Turkish bonds fell, pushing two-year yields to the highest in more than a year, amid speculation higher borrowing costs will be needed to shore up the lira.
The yield on two-year government notes was 11.13 percent at 5 p.m. in Istanbul, following a 95 basis-point spike during the week to the highest level since March 2014. The lira ended little changed at 2.9149 after dropping 2.9 percent this week. It marked the fifth week of losses, the longest stretch since January.
Pressure is mounting on the central bank to act to bolster the lira after the collapse of coalition talks last week sent the currency to record lows for six consecutive days. The selloff worsened Tuesday when policymakers kept interest rates on hold for a sixth month and the next day signaled they may not raise borrowing costs before the Federal Reserve.

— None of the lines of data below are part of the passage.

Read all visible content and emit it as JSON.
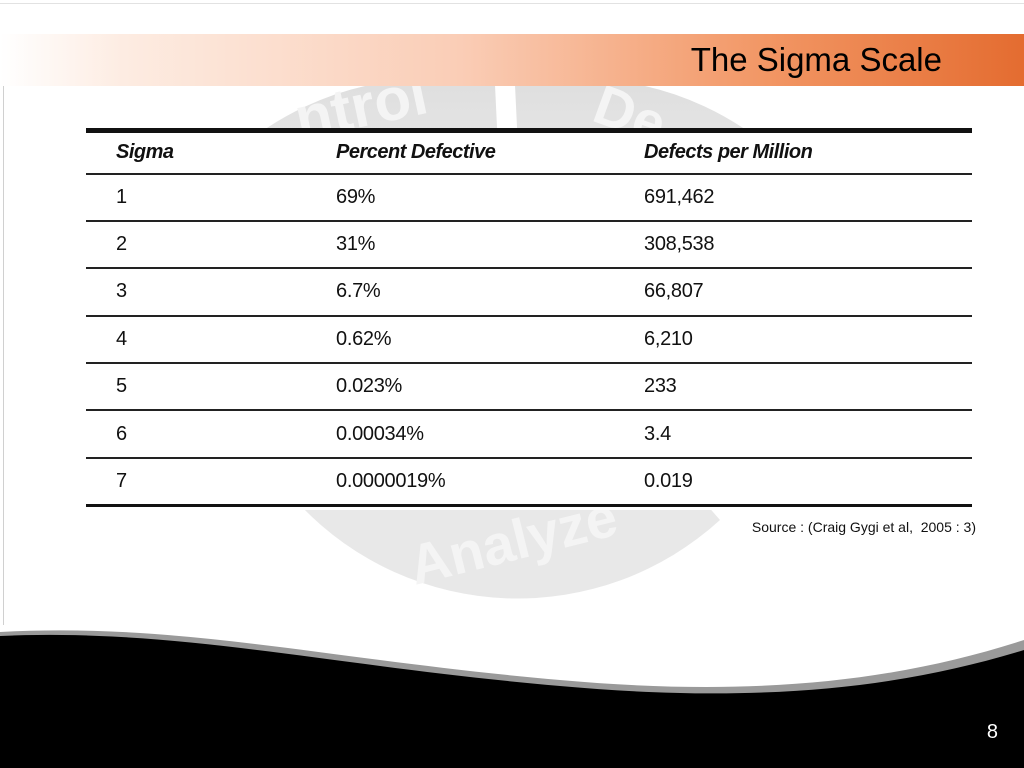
{
  "slide": {
    "title": "The Sigma Scale",
    "page_number": "8",
    "source_note": "Source : (Craig Gygi et al,  2005 : 3)",
    "accent_color": "#e46c30",
    "watermark_words": [
      "ntrol",
      "De",
      "Analyze"
    ]
  },
  "table": {
    "headers": [
      "Sigma",
      "Percent Defective",
      "Defects per Million"
    ],
    "rows": [
      [
        "1",
        "69%",
        "691,462"
      ],
      [
        "2",
        "31%",
        "308,538"
      ],
      [
        "3",
        "6.7%",
        "66,807"
      ],
      [
        "4",
        "0.62%",
        "6,210"
      ],
      [
        "5",
        "0.023%",
        "233"
      ],
      [
        "6",
        "0.00034%",
        "3.4"
      ],
      [
        "7",
        "0.0000019%",
        "0.019"
      ]
    ]
  }
}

“Now that the currency is under attack, speculation of an emergency move by the central bank has emerged,” Evren Kirikoglu, a fixed income strategist at Akbank TAS in Istanbul, said by e-mail. “That’s why repricing is taking place now in all sectors of the curve.”
The lira has weakened 20 percent this year, the third-worst performer in emerging markets amid the political deadlock and intensified violence by Kurdish, Islamic and leftist militants that reached the capital, Istanbul.

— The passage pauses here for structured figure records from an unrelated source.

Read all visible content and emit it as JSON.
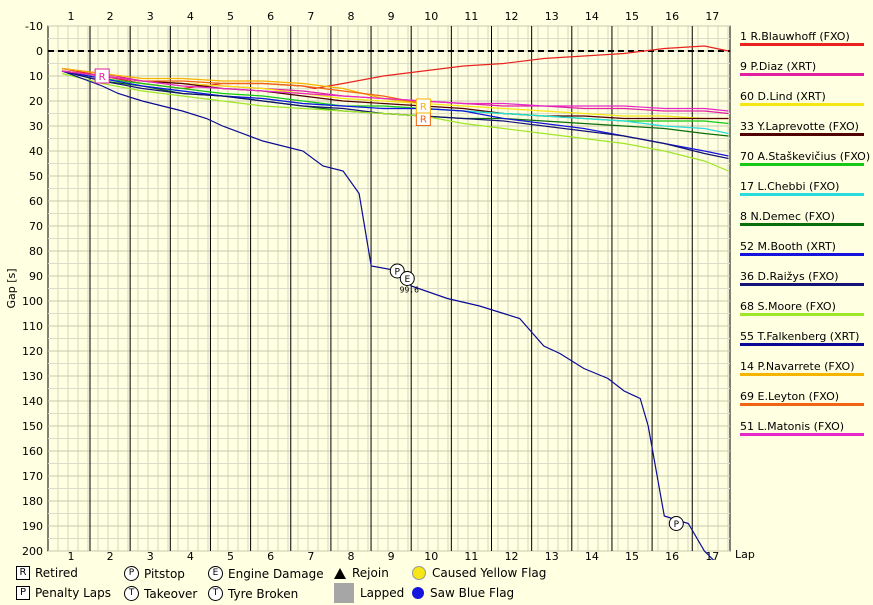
{
  "chart_data": {
    "type": "line",
    "title": "",
    "xlabel": "Lap",
    "ylabel": "Gap [s]",
    "ylim": [
      -10,
      200
    ],
    "y_inverted": true,
    "y_ticks": [
      -10,
      0,
      10,
      20,
      30,
      40,
      50,
      60,
      70,
      80,
      90,
      100,
      110,
      120,
      130,
      140,
      150,
      160,
      170,
      180,
      190,
      200
    ],
    "lap_ticks": [
      "1",
      "2",
      "3",
      "4",
      "5",
      "6",
      "7",
      "8",
      "9",
      "10",
      "11",
      "12",
      "13",
      "14",
      "15",
      "16",
      "17"
    ],
    "grid": true,
    "legend_position": "right",
    "series": [
      {
        "name": "1 R.Blauwhoff (FXO)",
        "color": "#e8231f",
        "x": [
          0,
          1,
          2,
          3,
          4,
          5,
          6,
          6.3,
          7,
          8,
          9,
          10,
          11,
          12,
          13,
          14,
          15,
          16,
          16.3,
          16.6
        ],
        "y": [
          7,
          10,
          13,
          15,
          13,
          13,
          14,
          15,
          13,
          10,
          8,
          6,
          5,
          3,
          2,
          1,
          -1,
          -2,
          -1,
          0
        ]
      },
      {
        "name": "9 P.Diaz (XRT)",
        "color": "#e020a0",
        "x": [
          0,
          1,
          2,
          3,
          4,
          5,
          6,
          7,
          8,
          9,
          10,
          11,
          12,
          13,
          14,
          15,
          16,
          16.6
        ],
        "y": [
          7,
          9,
          12,
          13,
          14,
          15,
          16,
          18,
          19,
          20,
          21,
          22,
          22,
          23,
          23,
          24,
          24,
          25
        ]
      },
      {
        "name": "60 D.Lind (XRT)",
        "color": "#f5e614",
        "x": [
          0,
          1,
          2,
          3,
          4,
          5,
          6,
          7,
          8,
          9,
          10,
          11,
          12,
          13,
          14,
          15,
          16,
          16.6
        ],
        "y": [
          8,
          10,
          12,
          13,
          14,
          15,
          17,
          19,
          20,
          21,
          22,
          23,
          24,
          25,
          26,
          26,
          27,
          27
        ]
      },
      {
        "name": "33 Y.Laprevotte (FXO)",
        "color": "#500000",
        "x": [
          0,
          1,
          2,
          3,
          4,
          5,
          6,
          7,
          8,
          9,
          10,
          11,
          12,
          13,
          14,
          15,
          16,
          16.6
        ],
        "y": [
          8,
          10,
          12,
          13,
          15,
          16,
          18,
          20,
          21,
          22,
          23,
          25,
          26,
          26,
          27,
          27,
          27,
          27
        ]
      },
      {
        "name": "70 A.Staškevičius (FXO)",
        "color": "#14c814",
        "x": [
          0,
          1,
          2,
          3,
          4,
          5,
          6,
          7,
          8,
          9,
          10,
          11,
          12,
          13,
          14,
          15,
          16,
          16.6
        ],
        "y": [
          8,
          11,
          13,
          15,
          17,
          18,
          20,
          22,
          22,
          23,
          24,
          25,
          26,
          27,
          28,
          28,
          28,
          29
        ]
      },
      {
        "name": "17 L.Chebbi (FXO)",
        "color": "#28dcdc",
        "x": [
          0,
          1,
          2,
          3,
          4,
          5,
          6,
          7,
          8,
          9,
          10,
          11,
          12,
          13,
          14,
          15,
          16,
          16.6
        ],
        "y": [
          8,
          11,
          14,
          16,
          18,
          19,
          21,
          22,
          23,
          23,
          24,
          25,
          26,
          27,
          28,
          30,
          31,
          33
        ]
      },
      {
        "name": "8 N.Demec (FXO)",
        "color": "#0a6e0a",
        "x": [
          0,
          1,
          2,
          3,
          4,
          5,
          6,
          7,
          8,
          9,
          10,
          11,
          12,
          13,
          14,
          15,
          16,
          16.6
        ],
        "y": [
          8,
          12,
          14,
          17,
          18,
          20,
          22,
          24,
          25,
          26,
          27,
          27,
          28,
          29,
          30,
          31,
          33,
          34
        ]
      },
      {
        "name": "52 M.Booth (XRT)",
        "color": "#1414dc",
        "x": [
          0,
          1,
          2,
          3,
          4,
          5,
          6,
          7,
          8,
          9,
          10,
          11,
          12,
          13,
          14,
          15,
          16,
          16.6
        ],
        "y": [
          8,
          11,
          14,
          16,
          18,
          19,
          21,
          22,
          23,
          23,
          24,
          27,
          29,
          31,
          34,
          37,
          40,
          42
        ]
      },
      {
        "name": "36 D.Raižys (FXO)",
        "color": "#141478",
        "x": [
          0,
          1,
          2,
          3,
          4,
          5,
          6,
          7,
          8,
          9,
          10,
          11,
          12,
          13,
          14,
          15,
          16,
          16.6
        ],
        "y": [
          8,
          12,
          15,
          17,
          18,
          20,
          22,
          23,
          25,
          26,
          27,
          28,
          30,
          32,
          34,
          37,
          41,
          43
        ]
      },
      {
        "name": "68 S.Moore (FXO)",
        "color": "#a0e628",
        "x": [
          0,
          1,
          2,
          3,
          4,
          5,
          6,
          7,
          8,
          9,
          10,
          11,
          12,
          13,
          14,
          15,
          16,
          16.6
        ],
        "y": [
          9,
          13,
          16,
          18,
          20,
          22,
          23,
          24,
          25,
          26,
          29,
          31,
          33,
          35,
          37,
          40,
          44,
          48
        ]
      },
      {
        "name": "55 T.Falkenberg (XRT)",
        "color": "#0a0a96",
        "x": [
          0,
          1,
          1.4,
          2,
          3,
          3.6,
          4,
          5,
          6,
          6.5,
          7,
          7.4,
          7.7,
          8.4,
          8.7,
          9.6,
          10.4,
          11,
          11.4,
          12,
          12.4,
          13,
          13.6,
          14,
          14.4,
          14.6,
          15,
          15.6,
          16,
          16.5
        ],
        "y": [
          8,
          14,
          17,
          20,
          24,
          27,
          30,
          36,
          40,
          46,
          48,
          57,
          86,
          88,
          94,
          99,
          102,
          105,
          107,
          118,
          121,
          127,
          131,
          136,
          139,
          150,
          186,
          189,
          200,
          208
        ]
      },
      {
        "name": "14 P.Navarrete (FXO)",
        "color": "#f5b400",
        "x": [
          0,
          1,
          2,
          3,
          4,
          5,
          6,
          7,
          8,
          9
        ],
        "y": [
          7,
          9,
          11,
          11,
          12,
          12,
          13,
          15,
          19,
          21
        ]
      },
      {
        "name": "69 E.Leyton (FXO)",
        "color": "#f06414",
        "x": [
          0,
          1,
          2,
          3,
          4,
          5,
          6,
          7,
          8,
          9
        ],
        "y": [
          8,
          10,
          12,
          12,
          13,
          13,
          14,
          16,
          18,
          21
        ]
      },
      {
        "name": "51 L.Matonis (FXO)",
        "color": "#e628c8",
        "x": [
          0,
          1,
          2,
          3,
          4,
          5,
          6,
          7,
          8,
          9,
          10,
          11,
          12,
          13,
          14,
          15,
          16,
          16.6
        ],
        "y": [
          8,
          10,
          12,
          14,
          15,
          16,
          17,
          18,
          19,
          20,
          21,
          21,
          22,
          22,
          22,
          23,
          23,
          24
        ]
      }
    ],
    "events": [
      {
        "type": "retired",
        "symbol": "R",
        "lap": 1,
        "gap": 10,
        "color": "#e020a0"
      },
      {
        "type": "retired",
        "symbol": "R",
        "lap": 9,
        "gap": 27,
        "color": "#f06414"
      },
      {
        "type": "retired",
        "symbol": "R",
        "lap": 9,
        "gap": 22,
        "color": "#f5b400"
      },
      {
        "type": "pitstop",
        "symbol": "P",
        "lap": 8.35,
        "gap": 88
      },
      {
        "type": "engine_damage",
        "symbol": "E",
        "lap": 8.6,
        "gap": 91,
        "label": "99.6"
      },
      {
        "type": "pitstop",
        "symbol": "P",
        "lap": 15.3,
        "gap": 189
      }
    ]
  },
  "legend_items": [
    {
      "label": "Retired",
      "symbol": "R",
      "kind": "square"
    },
    {
      "label": "Penalty Laps",
      "symbol": "P",
      "kind": "square"
    },
    {
      "label": "Pitstop",
      "symbol": "P",
      "kind": "circle"
    },
    {
      "label": "Takeover",
      "symbol": "T",
      "kind": "circle"
    },
    {
      "label": "Engine Damage",
      "symbol": "E",
      "kind": "circle"
    },
    {
      "label": "Tyre Broken",
      "symbol": "T",
      "kind": "circle"
    },
    {
      "label": "Rejoin",
      "kind": "triangle"
    },
    {
      "label": "Lapped",
      "kind": "grey"
    },
    {
      "label": "Caused Yellow Flag",
      "kind": "dot",
      "color": "#f5e614"
    },
    {
      "label": "Saw Blue Flag",
      "kind": "dot",
      "color": "#1414dc"
    }
  ]
}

President Recep Tayyip Erdogan could call for a new vote on Sunday, immediately after the legal 45-day period to form a coalition government expires. “God willing, we’ll have an early election on November 1st,” Erdogan told reporters in Istanbul.

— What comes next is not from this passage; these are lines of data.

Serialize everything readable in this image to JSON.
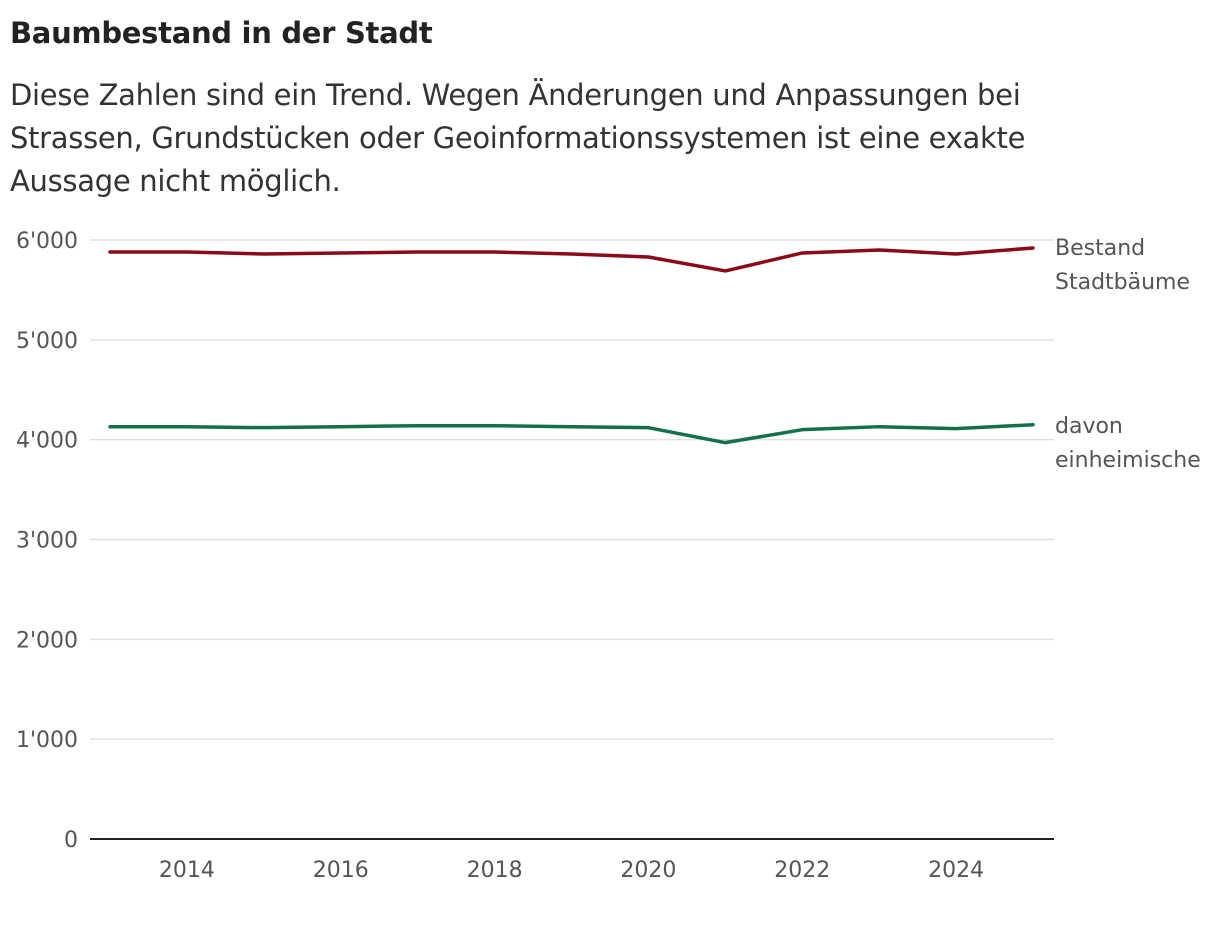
{
  "header": {
    "title": "Baumbestand in der Stadt",
    "subtitle": "Diese Zahlen sind ein Trend. Wegen Änderungen und Anpassungen bei Strassen, Grundstücken oder Geoinformationssystemen ist eine exakte Aussage nicht möglich."
  },
  "chart_data": {
    "type": "line",
    "title": "Baumbestand in der Stadt",
    "x": [
      2013,
      2014,
      2015,
      2016,
      2017,
      2018,
      2019,
      2020,
      2021,
      2022,
      2023,
      2024,
      2025
    ],
    "xlim": [
      2012.3,
      2025.3
    ],
    "ylim": [
      0,
      6000
    ],
    "x_ticks": [
      2014,
      2016,
      2018,
      2020,
      2022,
      2024
    ],
    "x_tick_labels": [
      "2014",
      "2016",
      "2018",
      "2020",
      "2022",
      "2024"
    ],
    "y_ticks": [
      0,
      1000,
      2000,
      3000,
      4000,
      5000,
      6000
    ],
    "y_tick_labels": [
      "0",
      "1'000",
      "2'000",
      "3'000",
      "4'000",
      "5'000",
      "6'000"
    ],
    "grid": true,
    "series": [
      {
        "name": "Bestand Stadtbäume",
        "label_lines": [
          "Bestand",
          "Stadtbäume"
        ],
        "color": "#8b0a16",
        "values": [
          5880,
          5880,
          5860,
          5870,
          5880,
          5880,
          5860,
          5830,
          5690,
          5870,
          5900,
          5860,
          5920
        ]
      },
      {
        "name": "davon einheimische",
        "label_lines": [
          "davon",
          "einheimische"
        ],
        "color": "#13704a",
        "values": [
          4130,
          4130,
          4120,
          4130,
          4140,
          4140,
          4130,
          4120,
          3970,
          4100,
          4130,
          4110,
          4150
        ]
      }
    ]
  }
}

While Turkish policy makers kept borrowing costs on hold since February, they’ve pushed the weighted-average cost of central bank funding up more than 100 basis points from a low in March to 8.76 percent as of yesterday by limiting the supply of liras.
The bank decided to implement a tighter liquidity policy for as long as necessary, it said in a statement accompanying its rates decision this week. The monetary policy committee is due to next meet on Sept. 22.
“Political uncertainty, security concerns and expected turbulence, which is to come with the new election, may force the central bank to make an extraordinary meeting much before the next scheduled monetary policy committee meeting and announce an outright rate policy rate hike,” Ozlem Derici, an economist at Deniz Investment in Istanbul, wrote in an e-mailed report.